Comparative analyses
In order to calculate the phylogenetic signal of the Crabtree effect, a
categorical trait (presence/absence) we calculated the minimum number of
transitions in character states, at each node of the phylogeny, which
accounts for the observed distribution of the character in the tips
(Maddison & Maddison, 2000, Paleo-Lopez et al., 2016). Then, this
magnitude was compared with the median of a randomized distribution of
the character assignment (1,000 randomizations were used). This is a
statistical analysis to test if phylogenetic signal departs from zero in
categorical traits: a significant phylogenetic signal is inferred when
the observed transition rates fall within the lower tail of 5% of the
randomized distribution. Being significant, this outcome implies that
the innovation (i.e., Crabtree positive yeasts) appeared at some point
in a given lineage, and affected the derived lineages. If it is not
significant, it is concluded that Crabtree positive species arose
randomly across the phylogeny. We also computed phylogenetic signal for
continuous traits using the K-Blomberg statistic. This index vary from
zero to infinite, being K=1 the expectation under a model of Brownian
Motion evolution (Blomberg et al., 2003). To identify adaptive shifts on
fermentative traits, we applied an algorithm that is based on the
Ornstein-Uhlenbeck process (OU). This approach was originally proposed
by Hansen (1996), who modeled the OU process as a statistical
formalization of the “common descendent” assumption of evolution and
its deviations (see Fig 1 in Hansen & Martins, 1996). Here we explain
the OU model, briefly.
The rate of change of mean trait values of a lineage is given by:
dX(t) = α[θ-X(t)]dt + σdB(t) (1)
This equation expresses the infinitesimal change rate in change in trait
X over an infinitesimal increment of time.

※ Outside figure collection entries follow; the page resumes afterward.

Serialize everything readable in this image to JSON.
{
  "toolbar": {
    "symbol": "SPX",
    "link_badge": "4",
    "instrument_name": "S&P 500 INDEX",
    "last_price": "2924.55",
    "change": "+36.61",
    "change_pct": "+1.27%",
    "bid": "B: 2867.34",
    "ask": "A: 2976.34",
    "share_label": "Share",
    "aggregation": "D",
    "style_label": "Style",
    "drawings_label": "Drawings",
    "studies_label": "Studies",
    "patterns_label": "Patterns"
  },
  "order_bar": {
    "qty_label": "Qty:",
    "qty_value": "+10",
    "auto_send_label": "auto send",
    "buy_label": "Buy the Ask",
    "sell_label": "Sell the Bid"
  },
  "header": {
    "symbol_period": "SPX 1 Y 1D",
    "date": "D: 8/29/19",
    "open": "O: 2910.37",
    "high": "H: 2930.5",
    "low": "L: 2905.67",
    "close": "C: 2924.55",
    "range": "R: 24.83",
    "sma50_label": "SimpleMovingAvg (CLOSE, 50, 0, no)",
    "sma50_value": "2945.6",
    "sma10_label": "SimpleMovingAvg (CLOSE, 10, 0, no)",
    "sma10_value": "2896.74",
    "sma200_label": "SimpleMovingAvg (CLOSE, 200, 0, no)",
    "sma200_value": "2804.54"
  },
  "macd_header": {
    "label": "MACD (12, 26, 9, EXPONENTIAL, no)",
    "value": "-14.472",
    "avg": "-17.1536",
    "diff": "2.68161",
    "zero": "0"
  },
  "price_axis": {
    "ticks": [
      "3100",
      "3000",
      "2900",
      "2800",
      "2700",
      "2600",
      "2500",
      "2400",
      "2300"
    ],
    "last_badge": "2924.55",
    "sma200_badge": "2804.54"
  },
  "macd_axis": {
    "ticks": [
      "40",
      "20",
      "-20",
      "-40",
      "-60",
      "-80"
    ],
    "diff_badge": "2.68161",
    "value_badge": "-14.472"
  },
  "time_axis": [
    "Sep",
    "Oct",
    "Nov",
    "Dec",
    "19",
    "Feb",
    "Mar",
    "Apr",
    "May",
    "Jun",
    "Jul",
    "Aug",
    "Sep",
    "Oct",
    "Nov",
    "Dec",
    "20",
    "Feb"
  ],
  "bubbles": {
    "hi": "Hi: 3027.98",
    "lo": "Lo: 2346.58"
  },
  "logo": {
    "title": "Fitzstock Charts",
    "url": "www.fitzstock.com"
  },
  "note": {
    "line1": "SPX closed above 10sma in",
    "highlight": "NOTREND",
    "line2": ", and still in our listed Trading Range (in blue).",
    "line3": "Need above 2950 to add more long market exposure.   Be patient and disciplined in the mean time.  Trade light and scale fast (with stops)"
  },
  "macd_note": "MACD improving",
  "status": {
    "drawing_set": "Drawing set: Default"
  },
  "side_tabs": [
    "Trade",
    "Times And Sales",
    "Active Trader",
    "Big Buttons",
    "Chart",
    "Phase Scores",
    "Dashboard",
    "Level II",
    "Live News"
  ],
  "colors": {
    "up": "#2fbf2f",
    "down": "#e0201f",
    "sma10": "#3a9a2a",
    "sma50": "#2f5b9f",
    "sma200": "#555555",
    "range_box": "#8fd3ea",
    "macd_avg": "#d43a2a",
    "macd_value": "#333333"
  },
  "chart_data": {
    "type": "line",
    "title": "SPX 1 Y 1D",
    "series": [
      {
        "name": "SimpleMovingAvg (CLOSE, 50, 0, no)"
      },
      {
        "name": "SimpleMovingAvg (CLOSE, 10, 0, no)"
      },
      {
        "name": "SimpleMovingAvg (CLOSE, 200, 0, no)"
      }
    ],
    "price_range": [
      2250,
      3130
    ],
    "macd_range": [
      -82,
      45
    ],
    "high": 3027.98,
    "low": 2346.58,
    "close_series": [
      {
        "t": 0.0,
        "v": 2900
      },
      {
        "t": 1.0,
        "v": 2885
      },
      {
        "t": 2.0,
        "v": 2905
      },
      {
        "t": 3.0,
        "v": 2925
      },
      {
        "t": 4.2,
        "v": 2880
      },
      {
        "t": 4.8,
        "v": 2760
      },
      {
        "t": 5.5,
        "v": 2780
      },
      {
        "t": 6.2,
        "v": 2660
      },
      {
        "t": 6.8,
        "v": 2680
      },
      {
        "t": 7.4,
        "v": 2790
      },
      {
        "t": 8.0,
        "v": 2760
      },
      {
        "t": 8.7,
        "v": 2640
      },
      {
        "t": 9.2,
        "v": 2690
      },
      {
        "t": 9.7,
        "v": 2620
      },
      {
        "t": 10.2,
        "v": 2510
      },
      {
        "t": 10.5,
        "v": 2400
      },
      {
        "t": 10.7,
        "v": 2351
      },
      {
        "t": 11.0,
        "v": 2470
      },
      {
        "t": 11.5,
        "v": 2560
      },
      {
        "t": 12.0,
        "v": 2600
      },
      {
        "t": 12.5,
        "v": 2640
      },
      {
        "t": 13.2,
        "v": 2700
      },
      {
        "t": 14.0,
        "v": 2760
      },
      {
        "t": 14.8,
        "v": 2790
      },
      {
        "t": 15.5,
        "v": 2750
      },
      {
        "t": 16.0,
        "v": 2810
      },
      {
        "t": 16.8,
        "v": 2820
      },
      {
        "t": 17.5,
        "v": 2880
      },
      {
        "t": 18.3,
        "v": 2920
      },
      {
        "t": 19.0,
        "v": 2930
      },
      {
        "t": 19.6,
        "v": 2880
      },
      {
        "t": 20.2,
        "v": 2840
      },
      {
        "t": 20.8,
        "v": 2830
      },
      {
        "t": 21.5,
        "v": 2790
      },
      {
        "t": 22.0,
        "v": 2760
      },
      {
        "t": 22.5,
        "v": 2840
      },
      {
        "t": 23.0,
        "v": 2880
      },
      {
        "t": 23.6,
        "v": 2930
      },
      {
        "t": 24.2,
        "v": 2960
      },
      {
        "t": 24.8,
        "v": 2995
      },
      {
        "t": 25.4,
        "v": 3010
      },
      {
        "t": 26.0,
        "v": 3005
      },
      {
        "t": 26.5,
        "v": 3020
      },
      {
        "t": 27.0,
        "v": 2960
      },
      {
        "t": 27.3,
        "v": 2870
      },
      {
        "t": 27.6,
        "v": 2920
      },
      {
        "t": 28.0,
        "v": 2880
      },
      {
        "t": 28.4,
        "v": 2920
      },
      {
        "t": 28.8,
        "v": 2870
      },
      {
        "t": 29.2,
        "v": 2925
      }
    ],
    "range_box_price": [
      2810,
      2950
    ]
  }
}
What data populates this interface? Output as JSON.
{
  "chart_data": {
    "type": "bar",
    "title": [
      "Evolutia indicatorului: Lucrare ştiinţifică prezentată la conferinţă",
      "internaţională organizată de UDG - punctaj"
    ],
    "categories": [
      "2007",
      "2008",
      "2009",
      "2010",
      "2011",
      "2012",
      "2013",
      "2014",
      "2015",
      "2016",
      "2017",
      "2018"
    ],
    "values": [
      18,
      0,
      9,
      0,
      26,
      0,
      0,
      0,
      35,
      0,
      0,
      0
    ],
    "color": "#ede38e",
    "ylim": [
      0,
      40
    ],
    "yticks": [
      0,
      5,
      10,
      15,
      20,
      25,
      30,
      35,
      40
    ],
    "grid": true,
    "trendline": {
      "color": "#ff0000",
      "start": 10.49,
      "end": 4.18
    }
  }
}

The term dB(t) is “white
noise”, a random variable that is normally distributed with mean 0 and
variance dt, and σ represents the intensity of these random
fluctuations. The deterministic part of the model is given by the term
α[θ-X(t)]dt, in which α represents the magnitude by which selection
“pulls” lineages to a phenotypic optimum, represented by θ. With α=0,
this model collapses to:
dX(t) = σdB(t) (2)
the Brownian Motion model for trait evolution (Felsenstein, 1973,
Felsenstein, 1985). This model uses the basic assumption of comparative
studies as a null hypothesis for any pair of lineages; that the
phenotypic similarities between both is proportional to the time passed
since the last common ancestor (Felsenstein, 1973).
We applied the OU model, combined with an algorithm of automatic
detection of adaptive shifts in the phylogeny, the “lasso-OU”
algorithm, implemented in the R package l1ou (Khabbazian et al.,
2016). This procedure simply assumes that at least one shift exists at
the beginning of any given branch, and tests the validity of this shift
as explanatory of the whole dataset using information criteria. The
algorithm is implemented as linear model (see Khabbazian et al., 2016;
ec. 1), and incorporates the lasso procedure for estimating the models
(Tibshirani, 1996). We used Bayesian information criteria (BIC,
Wagenmakers & Farrell, 2004) to rank models assuming either a fixed
shift, by default located where the WGD is described (i.e., at the
common ancestor of the Vanderwaltozyma – Saccharomycesclade, see Fig 1a); or models where shifts are searched automatically by
the algorithm. The program permits to set the maximum number of shifts
allowed, which in our case was set as three shifts. This analysis was
performed for the four metric traits we considered here: ethanol yield,
respiratory quotient, glycerol production and growth rate.